The Lawyer can reveal that Denton Wilde Sapte and Freshfields Bruckhaus Deringer fought off a cluster of firms to advise Bouygues Telecom on its abortive bid for France's third generation (3G) licences.
Bouygues caused uproar last month when it pulled its bid on the eve of the auction, claiming the French government was asking for too much money as well as questioning the validity of 3G licensing. The French government had requested a fee of FFr31.5bn (£3bn) for each licence.
Dentons acted for the French telco on UK financing law and Freshfields advised on French law. Allen & Overy was instructed by the non-disclosed banks which financed Bouygues.
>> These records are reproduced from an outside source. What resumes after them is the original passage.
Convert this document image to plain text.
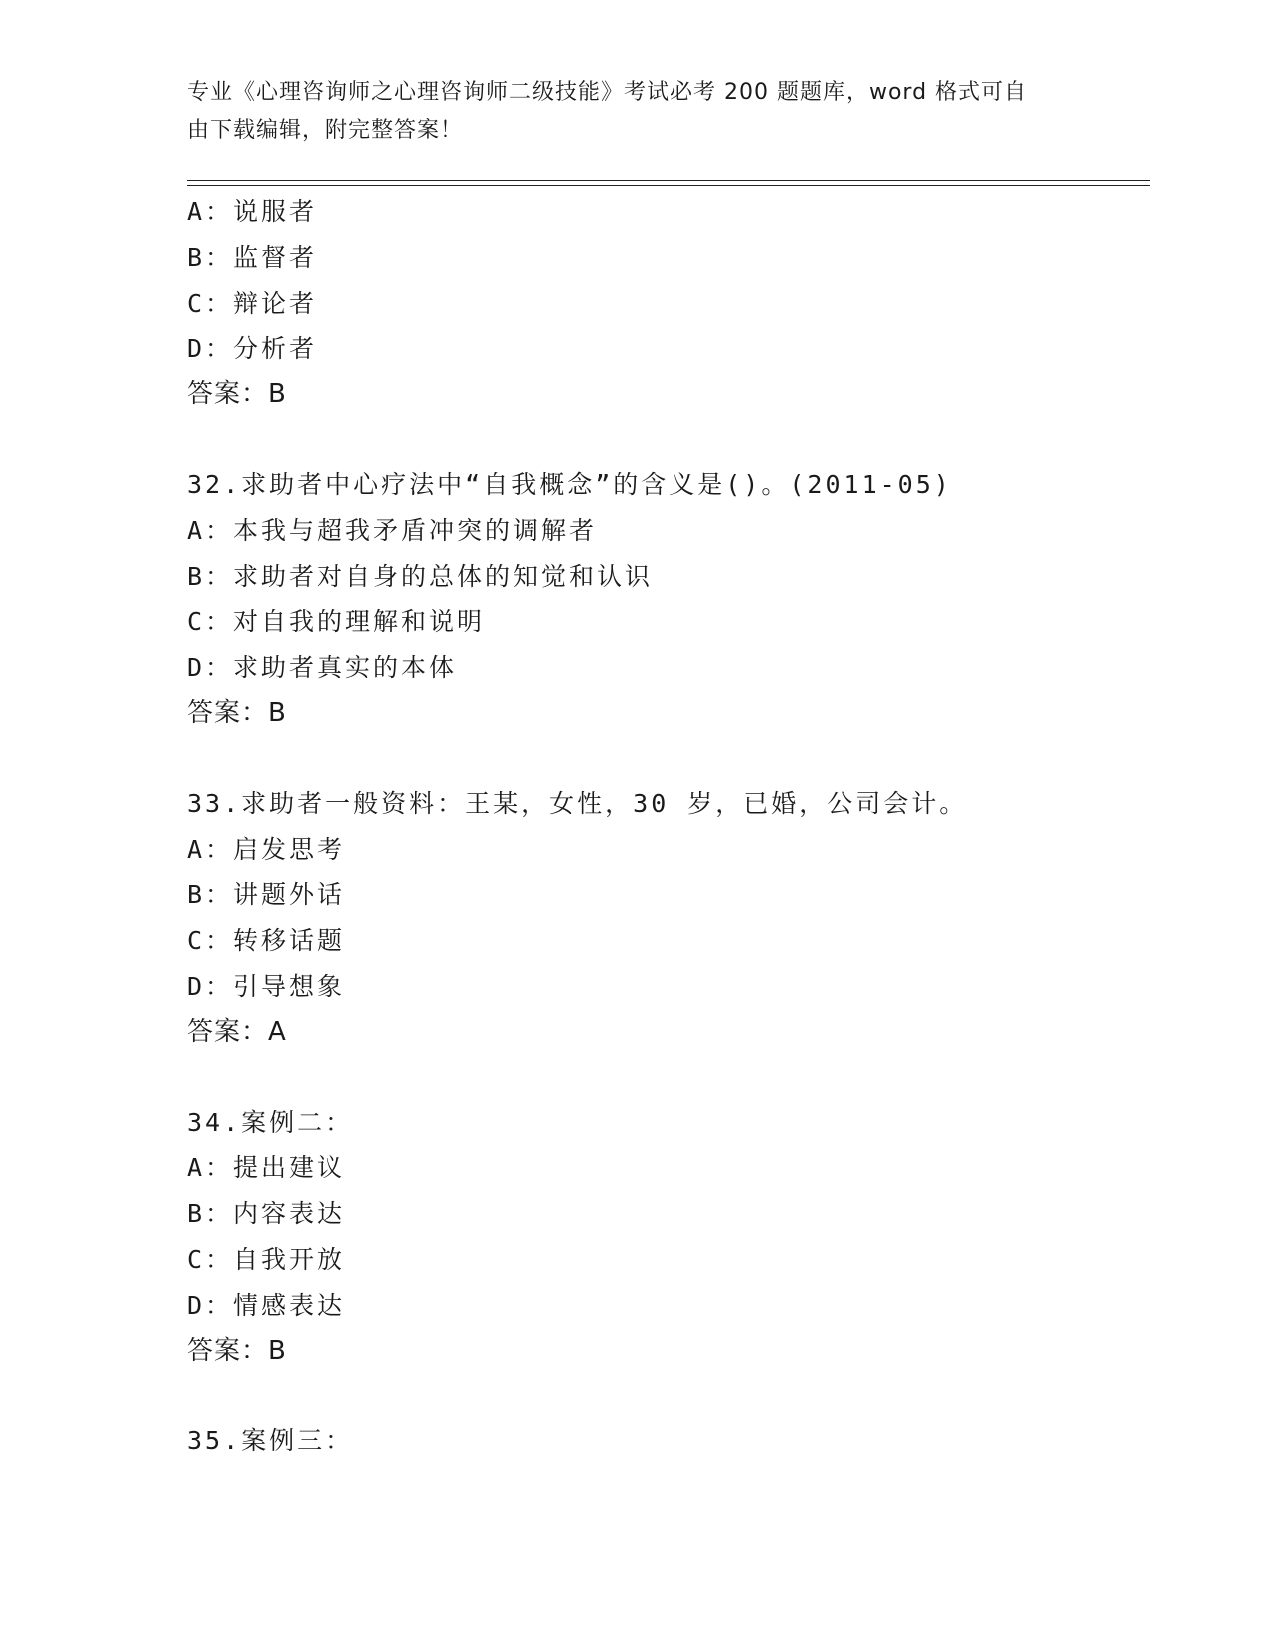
专业《心理咨询师之心理咨询师二级技能》考试必考 200 题题库，word 格式可自
由下载编辑，附完整答案！
A：说服者
B：监督者
C：辩论者
D：分析者
答案：B
32.求助者中心疗法中“自我概念”的含义是()。(2011-05)
A：本我与超我矛盾冲突的调解者
B：求助者对自身的总体的知觉和认识
C：对自我的理解和说明
D：求助者真实的本体
答案：B
33.求助者一般资料：王某，女性，30 岁，已婚，公司会计。
A：启发思考
B：讲题外话
C：转移话题
D：引导想象
答案：A
34.案例二：
A：提出建议
B：内容表达
C：自我开放
D：情感表达
答案：B
35.案例三：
Dentons lead partner Matthew Jones claims ignorance of which other firms pitched for the deal, but adds: “Getting that job was the direct result of the merger [between Denton Hall and Wilde Sapte].”
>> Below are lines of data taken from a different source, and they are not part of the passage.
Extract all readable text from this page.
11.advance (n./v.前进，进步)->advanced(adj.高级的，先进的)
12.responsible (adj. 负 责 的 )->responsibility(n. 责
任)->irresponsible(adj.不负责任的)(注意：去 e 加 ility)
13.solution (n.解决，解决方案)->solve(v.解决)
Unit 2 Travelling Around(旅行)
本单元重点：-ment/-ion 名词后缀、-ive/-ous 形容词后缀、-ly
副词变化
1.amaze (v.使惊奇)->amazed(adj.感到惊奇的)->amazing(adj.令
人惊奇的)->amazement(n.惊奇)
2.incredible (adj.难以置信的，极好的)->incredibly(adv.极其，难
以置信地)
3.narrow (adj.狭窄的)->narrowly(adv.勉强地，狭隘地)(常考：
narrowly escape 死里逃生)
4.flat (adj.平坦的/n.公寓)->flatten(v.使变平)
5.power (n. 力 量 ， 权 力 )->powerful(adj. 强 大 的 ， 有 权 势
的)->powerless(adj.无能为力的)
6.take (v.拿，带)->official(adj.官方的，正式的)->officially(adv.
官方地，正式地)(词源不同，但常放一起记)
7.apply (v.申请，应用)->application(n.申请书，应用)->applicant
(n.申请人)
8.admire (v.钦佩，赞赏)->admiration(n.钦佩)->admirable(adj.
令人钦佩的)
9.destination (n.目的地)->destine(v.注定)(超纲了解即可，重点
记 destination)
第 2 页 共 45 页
Dentons banking and finance partner Chris Fanner also acted on the team, which consisted of three more assistants.
Bouygues' decision to pull out of the auction has sent shock waves through the telecoms industry, particularly as such auctions are major money spinners for the government.
But the French authorities had to pull the original auction after it was left with only two bidders, Orange, owned by France Telecom, and Vivendi's SFR. Suez Lyonnaise pulled out of the auction with Bouygues, leaving the government unable to continue in case it created a duopoly.
Similarly in Australia there are growing concerns that its auction – scheduled for March – could end up being a similar fiasco.
The French auction will be re-staged, although a date has yet to be set. Jones says the firm is awaiting instructions from Bouygues on what its next move will be.